Abstract
Parkinson’s disease (PD) is the world’s second most common neurodegenerative disease that is associated with age. With the aging of the population, patients with PD are increasing in number year by year. Most such patients lose their ability to self-care with disease progression, which brings an incalculable burden to individual families and society.

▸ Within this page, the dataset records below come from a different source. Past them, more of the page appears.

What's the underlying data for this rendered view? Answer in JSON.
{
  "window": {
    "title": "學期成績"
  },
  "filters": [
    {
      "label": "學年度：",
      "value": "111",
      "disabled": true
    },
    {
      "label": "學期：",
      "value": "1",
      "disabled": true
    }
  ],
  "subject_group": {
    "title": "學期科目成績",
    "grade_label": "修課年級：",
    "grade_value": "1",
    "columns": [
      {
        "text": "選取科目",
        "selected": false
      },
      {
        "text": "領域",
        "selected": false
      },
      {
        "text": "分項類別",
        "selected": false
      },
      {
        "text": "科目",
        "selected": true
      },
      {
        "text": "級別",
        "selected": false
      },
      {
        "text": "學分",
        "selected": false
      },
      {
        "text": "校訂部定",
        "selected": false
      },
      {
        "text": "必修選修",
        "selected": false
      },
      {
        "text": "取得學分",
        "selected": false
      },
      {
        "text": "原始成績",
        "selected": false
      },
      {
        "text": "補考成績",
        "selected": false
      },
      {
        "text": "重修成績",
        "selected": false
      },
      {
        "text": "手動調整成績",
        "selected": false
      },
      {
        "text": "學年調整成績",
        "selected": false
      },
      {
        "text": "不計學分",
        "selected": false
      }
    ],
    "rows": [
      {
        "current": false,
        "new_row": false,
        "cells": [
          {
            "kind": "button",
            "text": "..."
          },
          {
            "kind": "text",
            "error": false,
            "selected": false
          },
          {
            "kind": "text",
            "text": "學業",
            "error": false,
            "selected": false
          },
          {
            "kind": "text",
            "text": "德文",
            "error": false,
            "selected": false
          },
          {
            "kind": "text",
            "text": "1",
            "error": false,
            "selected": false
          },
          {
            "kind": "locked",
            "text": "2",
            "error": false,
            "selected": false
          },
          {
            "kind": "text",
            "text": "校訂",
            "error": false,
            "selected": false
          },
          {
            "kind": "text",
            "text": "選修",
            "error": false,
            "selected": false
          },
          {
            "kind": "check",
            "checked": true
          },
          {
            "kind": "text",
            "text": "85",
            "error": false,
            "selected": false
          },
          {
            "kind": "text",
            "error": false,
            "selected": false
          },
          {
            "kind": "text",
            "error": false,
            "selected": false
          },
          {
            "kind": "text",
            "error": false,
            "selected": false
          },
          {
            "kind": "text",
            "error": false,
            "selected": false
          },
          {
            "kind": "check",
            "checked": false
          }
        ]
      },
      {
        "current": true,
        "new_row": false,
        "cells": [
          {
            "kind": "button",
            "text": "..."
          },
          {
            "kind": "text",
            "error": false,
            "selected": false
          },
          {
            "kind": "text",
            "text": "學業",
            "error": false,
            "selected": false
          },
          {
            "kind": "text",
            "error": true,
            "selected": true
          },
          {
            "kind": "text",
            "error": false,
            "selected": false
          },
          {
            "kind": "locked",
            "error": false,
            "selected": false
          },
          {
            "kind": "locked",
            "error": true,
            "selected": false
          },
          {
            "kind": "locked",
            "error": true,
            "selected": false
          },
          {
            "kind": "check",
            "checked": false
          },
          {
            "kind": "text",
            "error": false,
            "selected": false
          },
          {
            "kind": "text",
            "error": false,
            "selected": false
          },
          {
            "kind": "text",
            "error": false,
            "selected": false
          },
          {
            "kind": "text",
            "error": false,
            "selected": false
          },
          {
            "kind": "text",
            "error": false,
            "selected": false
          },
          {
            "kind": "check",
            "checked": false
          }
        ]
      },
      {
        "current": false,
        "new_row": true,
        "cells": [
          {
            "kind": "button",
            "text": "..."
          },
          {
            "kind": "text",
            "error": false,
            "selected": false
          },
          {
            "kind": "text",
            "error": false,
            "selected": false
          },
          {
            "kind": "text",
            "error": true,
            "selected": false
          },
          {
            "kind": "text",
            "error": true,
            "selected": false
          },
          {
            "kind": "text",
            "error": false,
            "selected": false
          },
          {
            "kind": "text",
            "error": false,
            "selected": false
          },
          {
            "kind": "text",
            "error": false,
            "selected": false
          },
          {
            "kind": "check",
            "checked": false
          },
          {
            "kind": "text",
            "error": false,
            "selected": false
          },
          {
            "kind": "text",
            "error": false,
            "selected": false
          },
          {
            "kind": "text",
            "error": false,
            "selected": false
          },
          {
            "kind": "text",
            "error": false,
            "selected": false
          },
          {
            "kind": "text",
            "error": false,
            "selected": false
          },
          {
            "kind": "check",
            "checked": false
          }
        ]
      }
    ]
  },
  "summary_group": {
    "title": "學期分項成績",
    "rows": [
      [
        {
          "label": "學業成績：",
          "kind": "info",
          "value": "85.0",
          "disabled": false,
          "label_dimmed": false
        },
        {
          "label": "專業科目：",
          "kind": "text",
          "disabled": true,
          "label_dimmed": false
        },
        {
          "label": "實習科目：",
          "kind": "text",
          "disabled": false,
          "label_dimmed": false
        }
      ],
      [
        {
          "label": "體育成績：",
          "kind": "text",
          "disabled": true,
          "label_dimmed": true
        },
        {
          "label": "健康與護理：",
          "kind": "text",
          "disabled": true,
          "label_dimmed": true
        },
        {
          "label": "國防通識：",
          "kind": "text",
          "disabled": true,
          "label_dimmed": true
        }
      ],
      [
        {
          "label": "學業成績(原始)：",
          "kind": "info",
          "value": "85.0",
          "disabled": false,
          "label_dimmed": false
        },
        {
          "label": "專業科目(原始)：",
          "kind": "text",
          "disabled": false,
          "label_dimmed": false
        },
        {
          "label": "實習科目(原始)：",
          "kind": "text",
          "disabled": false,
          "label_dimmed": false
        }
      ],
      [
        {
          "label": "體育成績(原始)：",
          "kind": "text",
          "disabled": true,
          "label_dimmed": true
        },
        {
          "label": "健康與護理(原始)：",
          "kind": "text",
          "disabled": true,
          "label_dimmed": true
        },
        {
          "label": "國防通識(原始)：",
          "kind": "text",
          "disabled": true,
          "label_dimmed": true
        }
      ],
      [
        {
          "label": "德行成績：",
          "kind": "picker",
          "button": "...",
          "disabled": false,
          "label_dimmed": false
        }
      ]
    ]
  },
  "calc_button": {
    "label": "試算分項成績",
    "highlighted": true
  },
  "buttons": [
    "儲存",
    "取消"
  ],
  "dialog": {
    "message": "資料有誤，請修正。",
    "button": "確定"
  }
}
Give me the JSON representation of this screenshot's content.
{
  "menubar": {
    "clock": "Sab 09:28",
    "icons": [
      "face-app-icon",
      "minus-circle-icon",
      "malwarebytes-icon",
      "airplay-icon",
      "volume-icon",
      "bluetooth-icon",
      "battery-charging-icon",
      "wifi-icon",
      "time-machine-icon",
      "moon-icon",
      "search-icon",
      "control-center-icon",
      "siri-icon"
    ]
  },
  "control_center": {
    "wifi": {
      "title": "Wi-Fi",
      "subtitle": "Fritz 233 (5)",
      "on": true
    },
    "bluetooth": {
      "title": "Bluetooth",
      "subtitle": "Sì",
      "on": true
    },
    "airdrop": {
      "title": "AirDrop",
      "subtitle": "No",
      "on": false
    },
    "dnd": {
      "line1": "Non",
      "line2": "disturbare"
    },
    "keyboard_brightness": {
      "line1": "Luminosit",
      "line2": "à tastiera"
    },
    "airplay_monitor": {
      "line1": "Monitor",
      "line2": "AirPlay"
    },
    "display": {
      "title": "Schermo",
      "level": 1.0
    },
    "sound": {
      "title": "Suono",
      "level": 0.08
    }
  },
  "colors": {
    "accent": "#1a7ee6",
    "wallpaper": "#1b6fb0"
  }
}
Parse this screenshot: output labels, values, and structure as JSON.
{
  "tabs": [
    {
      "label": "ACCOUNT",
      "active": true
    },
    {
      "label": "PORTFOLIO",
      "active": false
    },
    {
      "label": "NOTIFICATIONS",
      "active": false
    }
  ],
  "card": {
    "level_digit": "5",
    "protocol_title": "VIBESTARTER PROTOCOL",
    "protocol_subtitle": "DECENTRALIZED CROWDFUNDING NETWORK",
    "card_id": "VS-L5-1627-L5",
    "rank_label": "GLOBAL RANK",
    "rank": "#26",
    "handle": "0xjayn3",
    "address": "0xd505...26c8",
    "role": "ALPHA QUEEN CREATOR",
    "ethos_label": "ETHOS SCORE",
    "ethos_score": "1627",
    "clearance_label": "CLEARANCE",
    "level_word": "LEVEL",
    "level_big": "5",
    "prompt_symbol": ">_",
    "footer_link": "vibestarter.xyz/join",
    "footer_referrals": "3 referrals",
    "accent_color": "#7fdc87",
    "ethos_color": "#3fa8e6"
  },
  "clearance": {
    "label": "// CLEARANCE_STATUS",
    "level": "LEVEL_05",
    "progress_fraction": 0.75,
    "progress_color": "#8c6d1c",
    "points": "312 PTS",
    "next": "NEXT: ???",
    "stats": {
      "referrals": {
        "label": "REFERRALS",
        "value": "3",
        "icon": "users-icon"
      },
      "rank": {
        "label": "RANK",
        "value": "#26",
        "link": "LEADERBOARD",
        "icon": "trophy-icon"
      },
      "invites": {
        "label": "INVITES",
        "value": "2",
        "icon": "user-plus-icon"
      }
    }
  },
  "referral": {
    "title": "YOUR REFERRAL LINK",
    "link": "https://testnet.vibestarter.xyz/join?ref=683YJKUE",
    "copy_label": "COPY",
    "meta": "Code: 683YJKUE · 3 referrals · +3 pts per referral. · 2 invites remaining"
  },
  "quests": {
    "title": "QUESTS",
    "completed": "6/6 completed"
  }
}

The pathogenesis of PD is complex, and its clinical manifestations are diverse. Therefore, it is of great significance to screen for circulating biomarkers associated with PD to reveal its pathogenesis and develop objective diagnostic methods so as to prevent, control, and treat the disease. In recent years, microRNAs (miRNAs) and long non-coding RNAs (lncRNAs) are considered to be effective biomarkers for various diseases due to their stability, and resistance to RNAase digestion and extreme conditions in circulating fluids. Here, we review recent advances in the detection of abnormally expressed miRNAs and lncRNAs in PD circulating fluids, and discuss the function and molecular mechanisms of plasma or serum miR-124, miR-132, miR-29, miR-221, miR-7, miR-433, and miR-153 in the regulation and progression of PD. Additionally, application of the differential expression of lncRNAs in circulating fluid in the pathological progression and diagnosis of PD is also reviewed. In short, the determination of abnormally expressed circulating miRNAs and lncRNAs will be valuable for the future diagnosis and treatment of PD.
Highlights
Parkinson’s disease (PD) is the world’s second most common neurodegenerative disease associated with aging, with an incidence close to 1% in people over 60 years of age (Elbaz et al, 2016)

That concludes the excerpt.